Imperial has won a major grant to establish data clusters with some of the world's top institutions.

The project, funded by Research England, will see Imperial partner with Europe's largest fundamental research organisation, Germany's leading university and Asia's most advanced technological university.

The three clusters include:

  • Mathematical sciences, with France's Centre National de la Recherche Scientifique (CNRS)
  • Computing, AI and robotics, with Germany's Technical University of Munich (TUM)
  • Technology and healthcare, with Singapore's Nanyang Technological University (NTU)

Each cluster will; develop flagship international studentships, expand academic exchange, accelerate frontier research with seed funding, and launch bespoke doctoral programmes.

Global economies, societies, science and discovery are being transformed by data and technology.

They are also central to the Fourth Industrial Revolution – which is fusing the physical, digital and biological worlds, across all disciplines, economies and industries.

President Alice Gast said: "Imperial's research and teaching are at the heart of the fourth industrial revolution.

"Leading in the next generation of data-driven innovation requires excellence in research, education of top students and collaboration across borders.

"Imperial research in emerging technologies spans diverse topics such as medicine, agriculture and transportation. This work relies on the ability to collect, process and use increasingly vast amounts of data.

"By collaborating to create new data clusters with CNRS, TUM and NTU we will be able to scale-up and accelerate advances in mathematical sciences, AI, robotics, technology and healthcare."

Research England's International Investment Initiative (i3) fund is designed to support the scaling up of existing strategically significant internationally collaborative research relationships between English Higher Education Institutions (HEIs) and universities and research organisations outside the UK.

CNRS, France – Mathematical sciences

The Department of Mathematics has developed a strong relationship with France's National Center for Scientific Research (CNRS) – the largest fundamental research organisation in Europe.

This culminated in the launch of a joint mathematics laboratory last year – the UMI Abraham de Moivre – based at the South Kensington Campus – the first ever UK-based CNRS laboratory.

The UMI has already hosted mathematicians from Paris, Toulouse, Marseille and Lyon for up to three months at a time. The visiting French mathematicians have worked with Imperial colleagues on areas such as swarming behaviour, optimal transport and simulations of rare events, and have already published papers together.

Mathematics and statistics are at the heart of the data revolution sweeping across much of science and broadening our activity with CNRS to include the interplay between data and physics, engineering, medicine and life sciences allows far greater, and more rapid, scientific reach.

TUM, Germany – Computing, AI and robotics

Imperial and TUM recently formed a new strategic partnership with plans to build research links in computer science and informatics, medicine and medical sciences, bioengineering, molecular sciences, life sciences, physics, energy and new materials, and mechanical and aerospace engineering.

The two institutions have developed a new research programme in AI-Healthcare-Robotics underpinned by a collaborative PhD programme for 10 students, who will have access to world-leading academic supervisors and state-of-the art facilities at both universities.
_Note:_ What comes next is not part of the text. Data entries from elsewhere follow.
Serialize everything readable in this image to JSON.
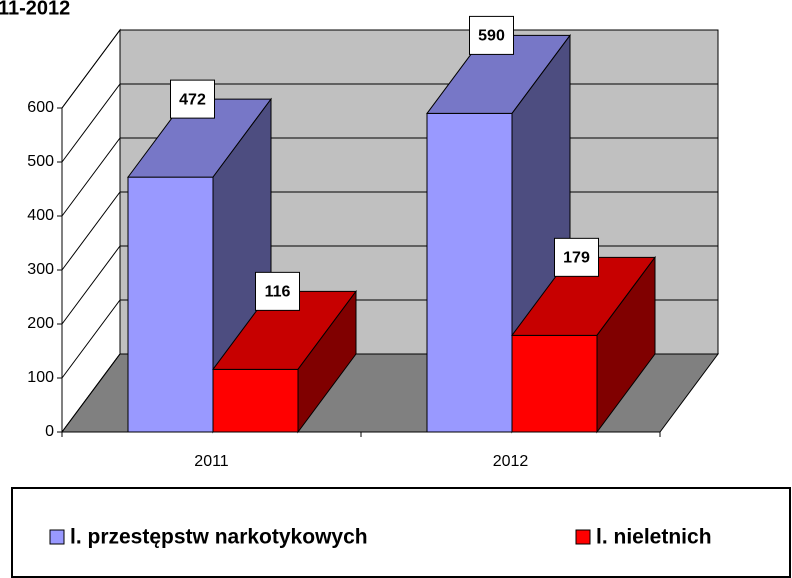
{
  "chart_data": {
    "type": "bar3d",
    "title": "11-2012",
    "categories": [
      "2011",
      "2012"
    ],
    "series": [
      {
        "name": "l. przestępstw narkotykowych",
        "color": "#9999ff",
        "values": [
          472,
          590
        ]
      },
      {
        "name": "l. nieletnich",
        "color": "#ff0000",
        "values": [
          116,
          179
        ]
      }
    ],
    "ylim": [
      0,
      600
    ],
    "yticks": [
      0,
      100,
      200,
      300,
      400,
      500,
      600
    ],
    "grid": true,
    "legend": "bottom"
  }
}
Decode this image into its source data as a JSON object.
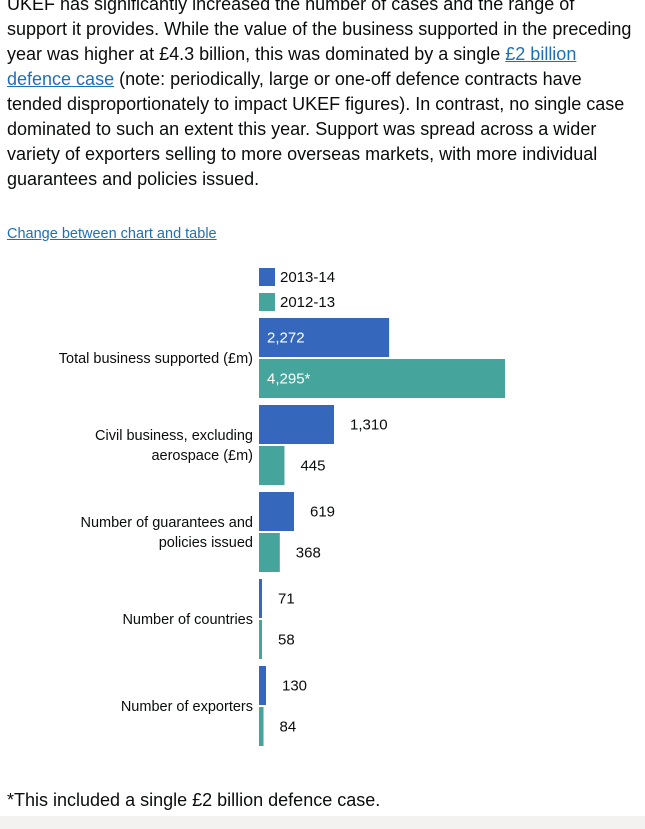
{
  "intro": {
    "text_before_link": "UKEF has significantly increased the number of cases and the range of support it provides. While the value of the business supported in the preceding year was higher at £4.3 billion, this was dominated by a single ",
    "link_text": "£2 billion defence case",
    "text_after_link": " (note: periodically, large or one-off defence contracts have tended disproportionately to impact UKEF figures). In contrast, no single case dominated to such an extent this year. Support was spread across a wider variety of exporters selling to more overseas markets, with more individual guarantees and policies issued."
  },
  "toggle_link": "Change between chart and table",
  "footnote": "*This included a single £2 billion defence case.",
  "chart_data": {
    "type": "bar",
    "orientation": "horizontal",
    "legend_position": "top",
    "categories": [
      "Total business supported (£m)",
      "Civil business, excluding aerospace (£m)",
      "Number of guarantees and policies issued",
      "Number of countries",
      "Number of exporters"
    ],
    "category_lines": [
      [
        "Total business supported (£m)"
      ],
      [
        "Civil business, excluding",
        "aerospace (£m)"
      ],
      [
        "Number of guarantees and",
        "policies issued"
      ],
      [
        "Number of countries"
      ],
      [
        "Number of exporters"
      ]
    ],
    "series": [
      {
        "name": "2013-14",
        "color": "#3567bd",
        "values": [
          2272,
          1310,
          619,
          71,
          130
        ],
        "labels": [
          "2,272",
          "1,310",
          "619",
          "71",
          "130"
        ]
      },
      {
        "name": "2012-13",
        "color": "#45a49b",
        "values": [
          4295,
          445,
          368,
          58,
          84
        ],
        "labels": [
          "4,295*",
          "445",
          "368",
          "58",
          "84"
        ]
      }
    ]
  }
}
Imperial and TUM researchers are already collaborating in areas such as computational neurotechnology and AI for healthcare, machine learning for biomedical imaging, diagnostic sensors and therapies to the brain via flexible surgical access and human-centred robotics.
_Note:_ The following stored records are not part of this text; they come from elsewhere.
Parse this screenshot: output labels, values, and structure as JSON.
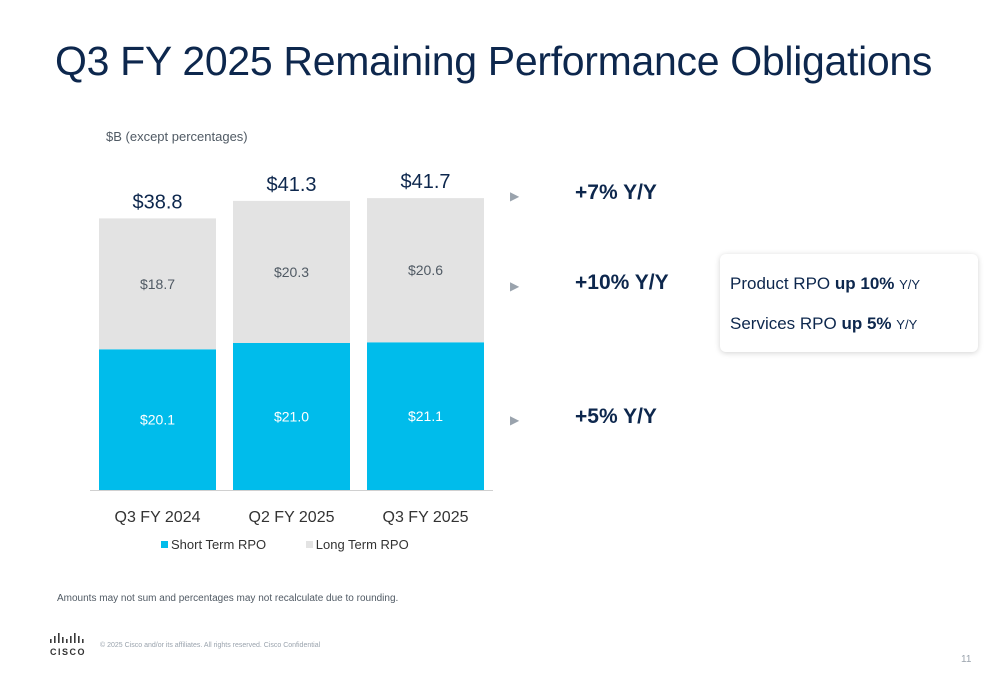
{
  "slide": {
    "title": "Q3 FY 2025 Remaining Performance Obligations",
    "footnote": "Amounts may not sum and percentages may not recalculate due to rounding.",
    "copyright": "© 2025  Cisco and/or its affiliates. All rights reserved.   Cisco Confidential",
    "logo_text": "CISCO",
    "page_number": "11"
  },
  "growth": [
    {
      "label": "+7% Y/Y"
    },
    {
      "label": "+10% Y/Y"
    },
    {
      "label": "+5% Y/Y"
    }
  ],
  "callout": {
    "product": {
      "prefix": "Product RPO ",
      "emphasis": "up 10%",
      "suffix": "Y/Y"
    },
    "services": {
      "prefix": "Services RPO ",
      "emphasis": "up 5%",
      "suffix": "Y/Y"
    }
  },
  "chart_data": {
    "type": "bar",
    "stacked": true,
    "ylabel": "$B (except percentages)",
    "categories": [
      "Q3 FY 2024",
      "Q2 FY 2025",
      "Q3 FY 2025"
    ],
    "totals": [
      38.8,
      41.3,
      41.7
    ],
    "total_labels": [
      "$38.8",
      "$41.3",
      "$41.7"
    ],
    "ylim": [
      0,
      45
    ],
    "grid": false,
    "legend_position": "bottom",
    "series": [
      {
        "name": "Short Term RPO",
        "values": [
          20.1,
          21.0,
          21.1
        ],
        "labels": [
          "$20.1",
          "$21.0",
          "$21.1"
        ],
        "color": "#00bceb"
      },
      {
        "name": "Long Term RPO",
        "values": [
          18.7,
          20.3,
          20.6
        ],
        "labels": [
          "$18.7",
          "$20.3",
          "$20.6"
        ],
        "color": "#e3e3e3"
      }
    ]
  }
}
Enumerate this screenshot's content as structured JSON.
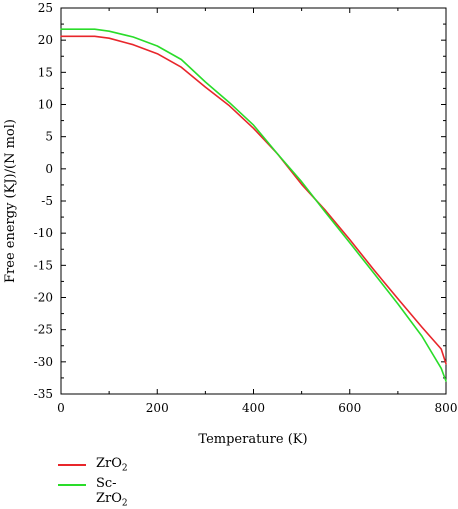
{
  "chart_data": {
    "type": "line",
    "xlabel": "Temperature (K)",
    "ylabel": "Free energy (KJ)/(N mol)",
    "xlim": [
      0,
      800
    ],
    "ylim": [
      -35,
      25
    ],
    "x_ticks": [
      0,
      200,
      400,
      600,
      800
    ],
    "y_ticks": [
      25,
      20,
      15,
      10,
      5,
      0,
      -5,
      -10,
      -15,
      -20,
      -25,
      -30,
      -35
    ],
    "grid": false,
    "legend_position": "bottom-left, below plot",
    "series": [
      {
        "name": "ZrO2",
        "name_parts": [
          "ZrO",
          "2"
        ],
        "color": "#e8262b",
        "x": [
          0,
          70,
          100,
          150,
          200,
          250,
          300,
          350,
          400,
          450,
          500,
          550,
          600,
          650,
          700,
          750,
          790,
          800
        ],
        "y": [
          20.6,
          20.6,
          20.3,
          19.3,
          17.9,
          15.8,
          12.7,
          9.8,
          6.3,
          2.3,
          -2.4,
          -6.5,
          -11.0,
          -15.7,
          -20.2,
          -24.6,
          -28.0,
          -30.3
        ]
      },
      {
        "name": "Sc-ZrO2",
        "name_parts": [
          "Sc-ZrO",
          "2"
        ],
        "color": "#2adc2a",
        "x": [
          0,
          70,
          100,
          150,
          200,
          250,
          300,
          350,
          400,
          450,
          500,
          550,
          600,
          650,
          700,
          750,
          790,
          800
        ],
        "y": [
          21.7,
          21.7,
          21.4,
          20.5,
          19.1,
          17.0,
          13.5,
          10.3,
          6.8,
          2.3,
          -2.0,
          -6.8,
          -11.5,
          -16.2,
          -21.0,
          -26.0,
          -31.0,
          -33.0
        ]
      }
    ]
  }
}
NTU, Singapore – Technology and healthcare

Imperial and Nanyang Technology University (NTU) jointly run the LKCMedicine medical school, which officially opened in 2017. The state-of-the-art campus builds on Imperial's world-renowned medical curriculum as it trains the next generation of Singaporean doctors

Imperial and NTU researchers are already collaborating in: Microfluidics for isolation of microvesicles in diabetes, deep phenotyping in population studies, mobile apps for health, neuro-imaging procedures and Brain Bank development and neuropathology.